• maio 16th, 2013
  • Publicado por Redação Concurseiro10

Teste Físico não poderá ser remarcado

 

Mesmo com apresentação de atestado médico, define STF. Decisão está em vigor deste quarta-feira, 15 de maio

Supremo Tribunal Federal (STF) decidiu nesta quarta-feira (15), por unanimidade, que o candidato a concurso público que faltar no teste físico não terá direito a uma nova data para refazer a prova, mesmo que apresente atestado médico que comprove problema de saúde temporário. Para os ministros, a definição de uma prova específica cria um privilégio em relação aos demais candidatos.

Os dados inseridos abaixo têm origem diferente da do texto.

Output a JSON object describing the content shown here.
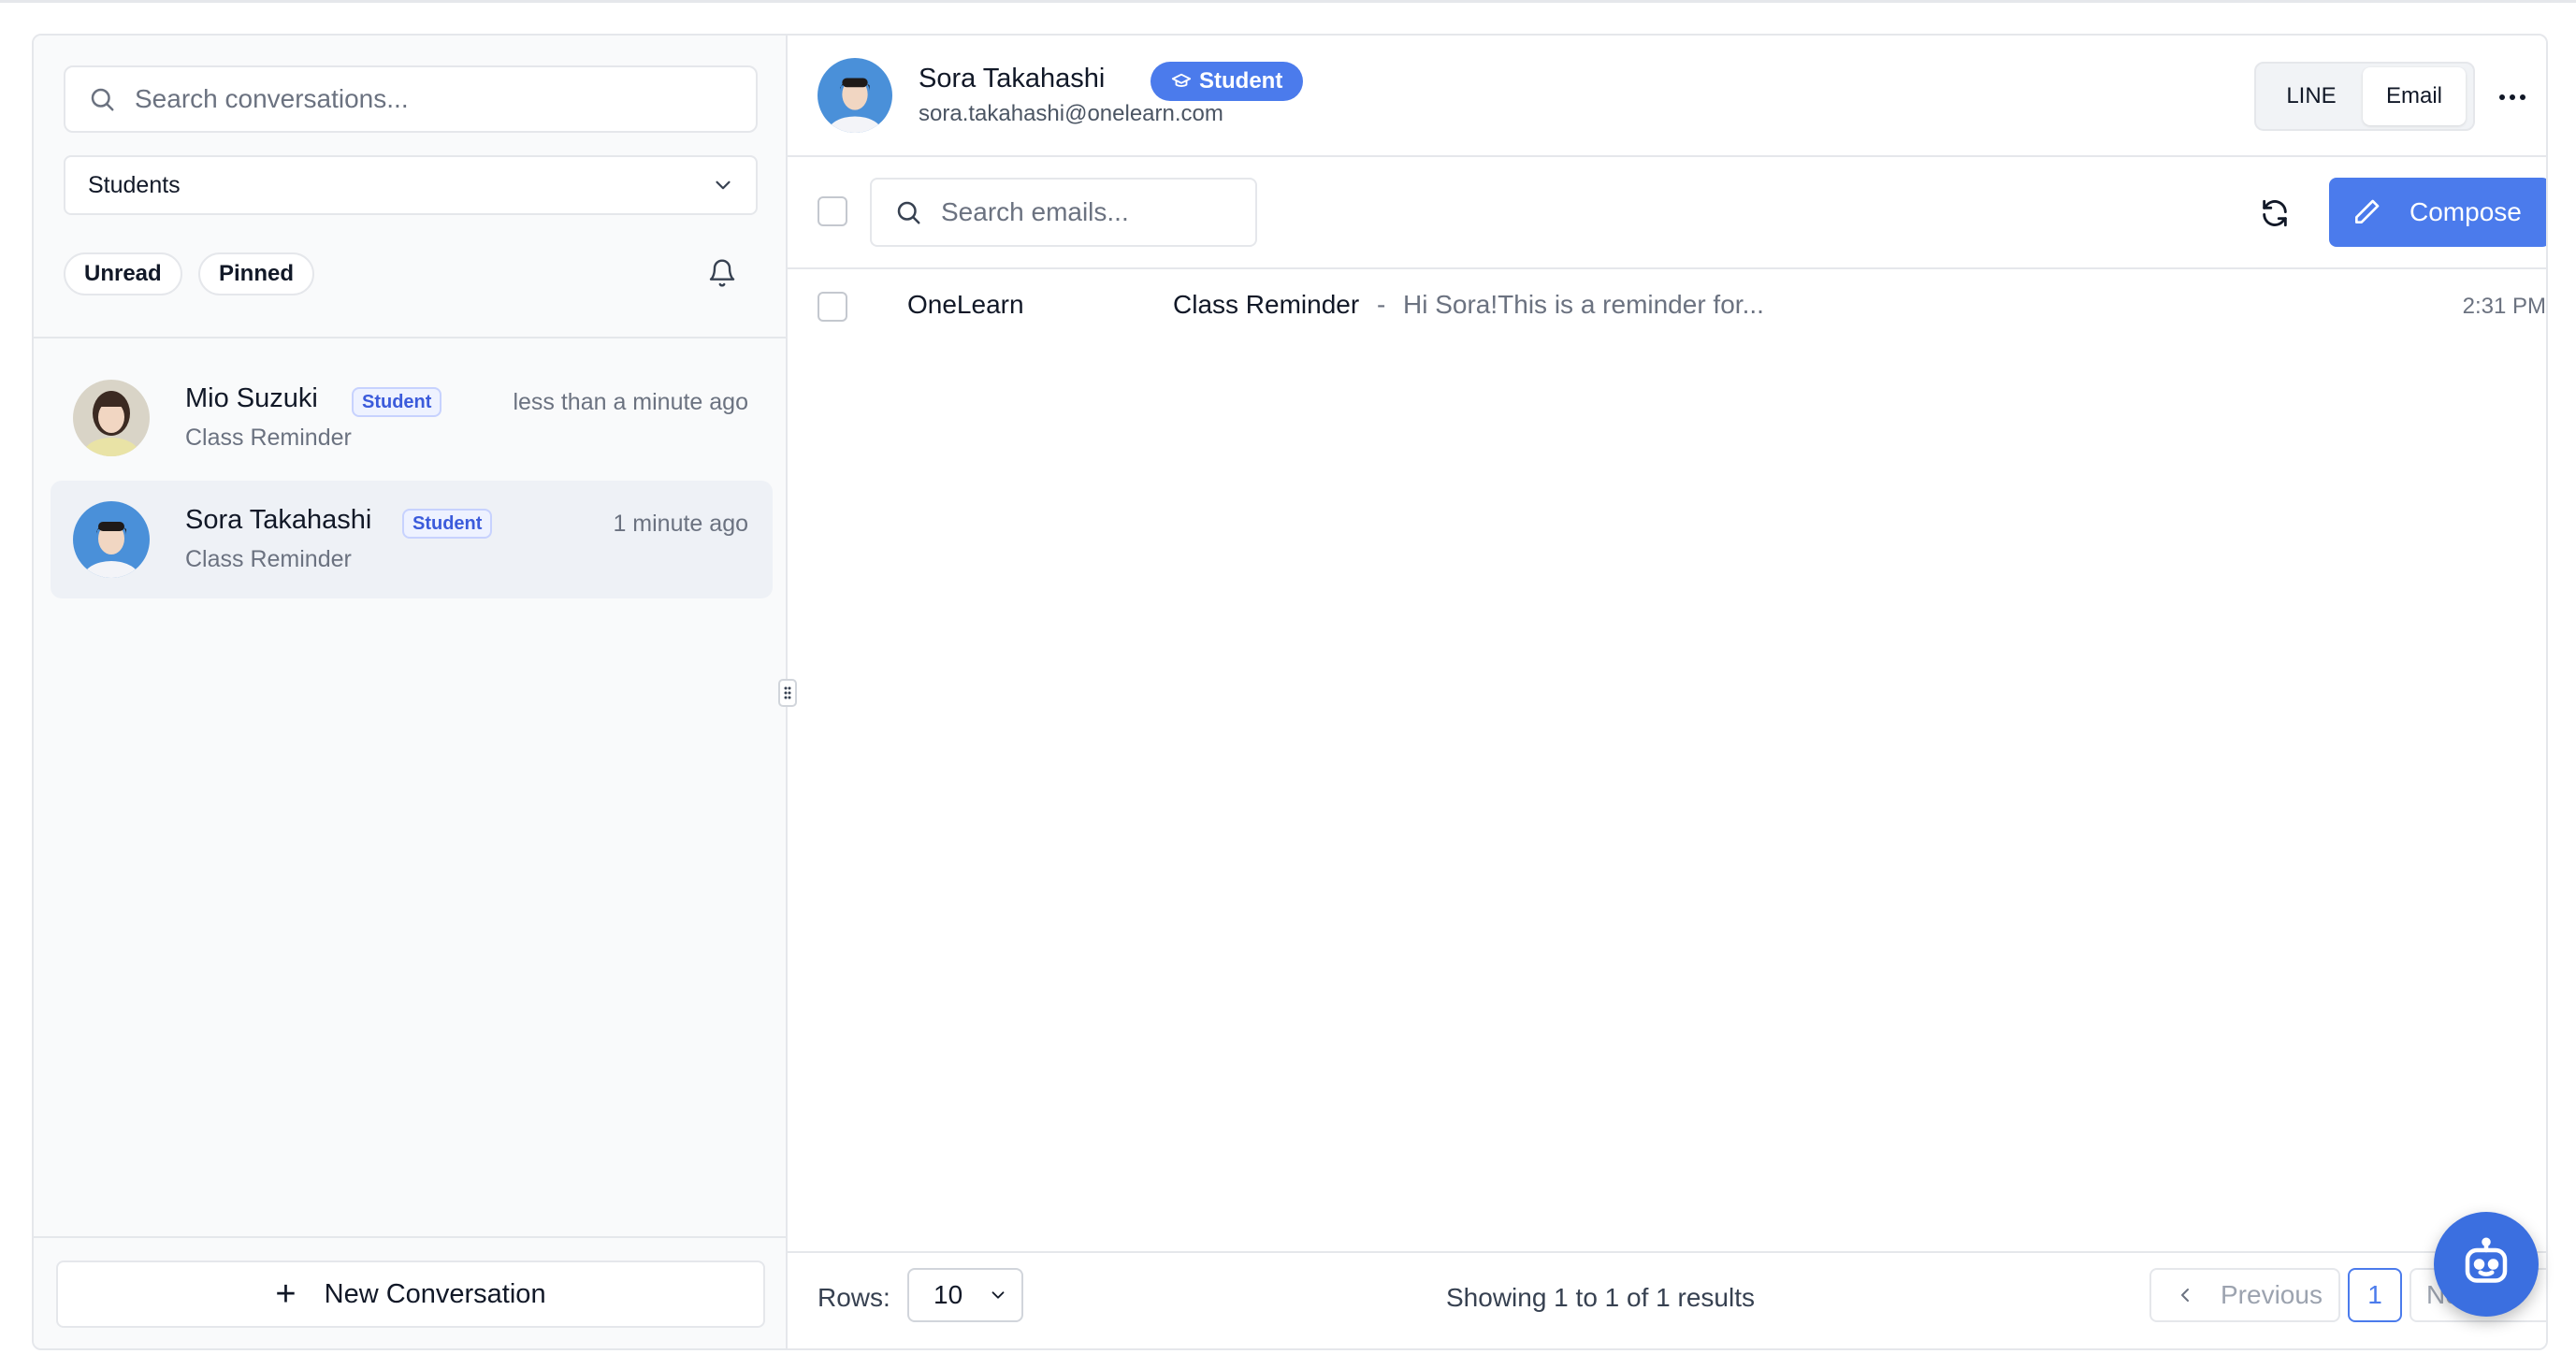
{
  "sidebar": {
    "search_placeholder": "Search conversations...",
    "filter_value": "Students",
    "chips": [
      "Unread",
      "Pinned"
    ],
    "conversations": [
      {
        "name": "Mio Suzuki",
        "badge": "Student",
        "time": "less than a minute ago",
        "subtitle": "Class Reminder",
        "active": false
      },
      {
        "name": "Sora Takahashi",
        "badge": "Student",
        "time": "1 minute ago",
        "subtitle": "Class Reminder",
        "active": true
      }
    ],
    "new_conversation_label": "New Conversation"
  },
  "header": {
    "name": "Sora Takahashi",
    "badge": "Student",
    "email": "sora.takahashi@onelearn.com",
    "channels": [
      "LINE",
      "Email"
    ],
    "selected_channel": "Email",
    "more": "···"
  },
  "toolbar": {
    "search_placeholder": "Search emails...",
    "compose_label": "Compose"
  },
  "emails": [
    {
      "from": "OneLearn",
      "subject": "Class Reminder",
      "separator": "-",
      "preview": "Hi Sora!This is a reminder for...",
      "time": "2:31 PM"
    }
  ],
  "footer": {
    "rows_label": "Rows:",
    "rows_value": "10",
    "showing_text": "Showing 1 to 1 of 1 results",
    "previous_label": "Previous",
    "page": "1",
    "next_label": "Next"
  },
  "colors": {
    "accent": "#4b7bec",
    "badge_outline": "#3b5bdb",
    "bot": "#3b6fe0"
  }
}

A decisão do Supremo vale a partir desta quarta e não prejudica candidatos que conseguiram na Justiça uma nova data para realizar a prova de aptidão física.

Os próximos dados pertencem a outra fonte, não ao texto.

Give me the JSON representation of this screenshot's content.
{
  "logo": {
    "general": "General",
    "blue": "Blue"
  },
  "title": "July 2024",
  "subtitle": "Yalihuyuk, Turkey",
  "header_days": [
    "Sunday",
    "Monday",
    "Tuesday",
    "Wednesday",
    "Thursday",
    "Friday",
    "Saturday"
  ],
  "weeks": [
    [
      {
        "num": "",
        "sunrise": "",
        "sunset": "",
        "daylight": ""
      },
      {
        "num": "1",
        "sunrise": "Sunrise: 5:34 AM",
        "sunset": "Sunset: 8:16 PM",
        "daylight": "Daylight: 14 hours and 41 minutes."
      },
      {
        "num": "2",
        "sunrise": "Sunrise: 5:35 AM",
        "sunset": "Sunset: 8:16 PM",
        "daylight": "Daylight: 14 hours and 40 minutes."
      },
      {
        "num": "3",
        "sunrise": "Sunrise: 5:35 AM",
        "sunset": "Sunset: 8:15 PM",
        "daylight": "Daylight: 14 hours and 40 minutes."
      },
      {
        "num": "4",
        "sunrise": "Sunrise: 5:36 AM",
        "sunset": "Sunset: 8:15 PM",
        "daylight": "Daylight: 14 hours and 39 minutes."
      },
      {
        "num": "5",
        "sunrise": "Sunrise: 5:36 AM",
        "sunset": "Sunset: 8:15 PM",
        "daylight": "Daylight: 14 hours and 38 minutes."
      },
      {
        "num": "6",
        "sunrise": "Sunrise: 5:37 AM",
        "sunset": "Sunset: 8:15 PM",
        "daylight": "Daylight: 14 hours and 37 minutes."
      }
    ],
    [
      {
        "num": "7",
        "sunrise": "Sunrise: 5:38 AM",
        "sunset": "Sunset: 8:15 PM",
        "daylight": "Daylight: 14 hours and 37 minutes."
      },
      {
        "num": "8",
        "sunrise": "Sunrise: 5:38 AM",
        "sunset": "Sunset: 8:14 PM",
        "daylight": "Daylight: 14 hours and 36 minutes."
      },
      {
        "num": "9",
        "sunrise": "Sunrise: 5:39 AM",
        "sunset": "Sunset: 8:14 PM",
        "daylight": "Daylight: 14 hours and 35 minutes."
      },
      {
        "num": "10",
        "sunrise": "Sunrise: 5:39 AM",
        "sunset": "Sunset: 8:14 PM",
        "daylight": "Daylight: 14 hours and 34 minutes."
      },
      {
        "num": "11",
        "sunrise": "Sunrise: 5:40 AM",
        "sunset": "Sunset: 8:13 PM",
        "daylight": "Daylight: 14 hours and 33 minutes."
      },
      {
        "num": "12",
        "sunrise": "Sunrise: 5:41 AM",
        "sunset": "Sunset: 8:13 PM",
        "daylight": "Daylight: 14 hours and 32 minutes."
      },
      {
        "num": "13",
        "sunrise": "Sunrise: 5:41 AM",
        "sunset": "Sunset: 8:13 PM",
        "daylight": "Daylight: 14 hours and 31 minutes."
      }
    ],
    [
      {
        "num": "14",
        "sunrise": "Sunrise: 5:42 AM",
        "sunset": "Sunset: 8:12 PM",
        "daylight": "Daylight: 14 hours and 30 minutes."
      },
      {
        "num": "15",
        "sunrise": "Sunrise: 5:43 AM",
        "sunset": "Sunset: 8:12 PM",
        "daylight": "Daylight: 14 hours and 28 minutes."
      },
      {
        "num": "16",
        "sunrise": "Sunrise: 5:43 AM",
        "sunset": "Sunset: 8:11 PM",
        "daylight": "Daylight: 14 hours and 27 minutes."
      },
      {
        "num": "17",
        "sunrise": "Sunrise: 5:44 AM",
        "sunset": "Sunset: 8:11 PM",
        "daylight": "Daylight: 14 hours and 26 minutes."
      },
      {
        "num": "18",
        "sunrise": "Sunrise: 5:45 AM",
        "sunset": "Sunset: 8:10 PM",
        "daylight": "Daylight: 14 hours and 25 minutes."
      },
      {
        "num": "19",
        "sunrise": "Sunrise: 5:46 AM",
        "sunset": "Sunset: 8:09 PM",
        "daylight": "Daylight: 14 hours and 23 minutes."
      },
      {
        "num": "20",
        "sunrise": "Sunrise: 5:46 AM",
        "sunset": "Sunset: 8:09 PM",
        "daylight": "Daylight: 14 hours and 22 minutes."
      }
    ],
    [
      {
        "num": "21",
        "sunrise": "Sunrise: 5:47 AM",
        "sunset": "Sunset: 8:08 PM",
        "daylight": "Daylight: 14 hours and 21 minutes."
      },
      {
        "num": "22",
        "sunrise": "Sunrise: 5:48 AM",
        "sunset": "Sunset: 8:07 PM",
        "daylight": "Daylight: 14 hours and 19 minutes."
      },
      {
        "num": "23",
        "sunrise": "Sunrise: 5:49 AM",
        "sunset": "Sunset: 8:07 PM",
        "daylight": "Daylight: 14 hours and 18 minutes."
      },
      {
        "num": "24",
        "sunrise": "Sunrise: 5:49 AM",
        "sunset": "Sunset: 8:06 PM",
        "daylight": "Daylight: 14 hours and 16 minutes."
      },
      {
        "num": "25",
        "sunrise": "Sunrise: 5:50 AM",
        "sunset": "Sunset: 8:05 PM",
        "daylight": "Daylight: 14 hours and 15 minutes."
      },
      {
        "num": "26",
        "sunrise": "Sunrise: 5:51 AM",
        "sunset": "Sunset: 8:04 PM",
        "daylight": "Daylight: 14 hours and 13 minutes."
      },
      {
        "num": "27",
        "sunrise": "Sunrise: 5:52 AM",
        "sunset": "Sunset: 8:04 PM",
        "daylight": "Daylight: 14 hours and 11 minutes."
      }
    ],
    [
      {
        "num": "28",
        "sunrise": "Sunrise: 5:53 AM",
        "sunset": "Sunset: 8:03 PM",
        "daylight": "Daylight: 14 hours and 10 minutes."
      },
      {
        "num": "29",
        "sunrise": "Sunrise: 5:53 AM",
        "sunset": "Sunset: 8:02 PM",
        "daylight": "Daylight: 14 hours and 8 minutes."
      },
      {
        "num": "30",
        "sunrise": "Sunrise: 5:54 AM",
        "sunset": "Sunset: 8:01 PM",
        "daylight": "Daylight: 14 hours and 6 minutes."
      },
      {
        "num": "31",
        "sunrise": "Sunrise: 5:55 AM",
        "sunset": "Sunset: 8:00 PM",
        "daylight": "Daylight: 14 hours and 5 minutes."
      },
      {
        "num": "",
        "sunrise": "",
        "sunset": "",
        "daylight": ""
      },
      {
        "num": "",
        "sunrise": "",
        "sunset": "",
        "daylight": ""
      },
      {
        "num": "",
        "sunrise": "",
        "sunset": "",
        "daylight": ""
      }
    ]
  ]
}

O entendimento tem repercussão geral, ou seja, deverá ser adotado por instâncias inferiores em processos sobre o mesmo tema.

O Supremo analisou recurso da Fundação Universidade de Brasília (FUB), que questionou decisão do Tribunal Regional Federal da 1ª Região (TRF-1) que autorizou a candidato de concurso para agente da Polícia Federal, realizado em 2001, uma nova data para o teste físico.

O candidato, que já tinha passado na primeira fase do concurso, comprovou por meio de exame médico estar com problema temporário no cotovelo esquerdo. Ele obteve decisão liminar (provisória) da Justiça Federal do Distrito Federal para nova data, e a decisão foi confirmada pelo TRF-1. O caso chegou ao Supremo em 2010.

Para a FUB, que organiza concursos por meio do Cespe/UnB, a decisão afetou a isonomia entre os candidatos.

O relator do processo, ministro Gilmar Mendes, concordou com os argumentos da FUB, mas disse que, no caso concreto do candidato ao cargo de agente da PF, não anularia o teste físico em razão da “segurança jurídica”. O candidato fez prova de aptidão em outra data e acabou aprovado no curso de formação. Está há 10 anos no cargo.

Mendes disse, porém, que não se pode aceitar a remarcação da data em “casos fortuitos”. “Casos fortuitos não estão a ensejar novos testes físicos. Isso não viola o princípio da isonomia. Mal estar, dor de cabeça, acordar com mal psicológico e não se sentir em condições de participar, isso não padece de inconstitucionalidade (ferir o príncipio da isonomia).”

A ministra Cármen Lúcia destacou que é necessário sempre se cumprir o edital do concurso. “Edital é lei interna do concurso e se não se cumpriu não se tem direito a nada porque não se tem direito contra a lei.”

Antes de proclamar o resultado do julgamento, o presidente do STF, Joaquim Barbosa, questionou as normas atuias de concursos. “A ideia do concurso público como método ideal para agentes do Estado parece dar sinais de esgotamento, sinais que podem ser observados.” Ele chamou de “imbecilidade” a exigência de determinado concurso na área de direito que se exigiu conhecimento sobre doutrinas jurídicas.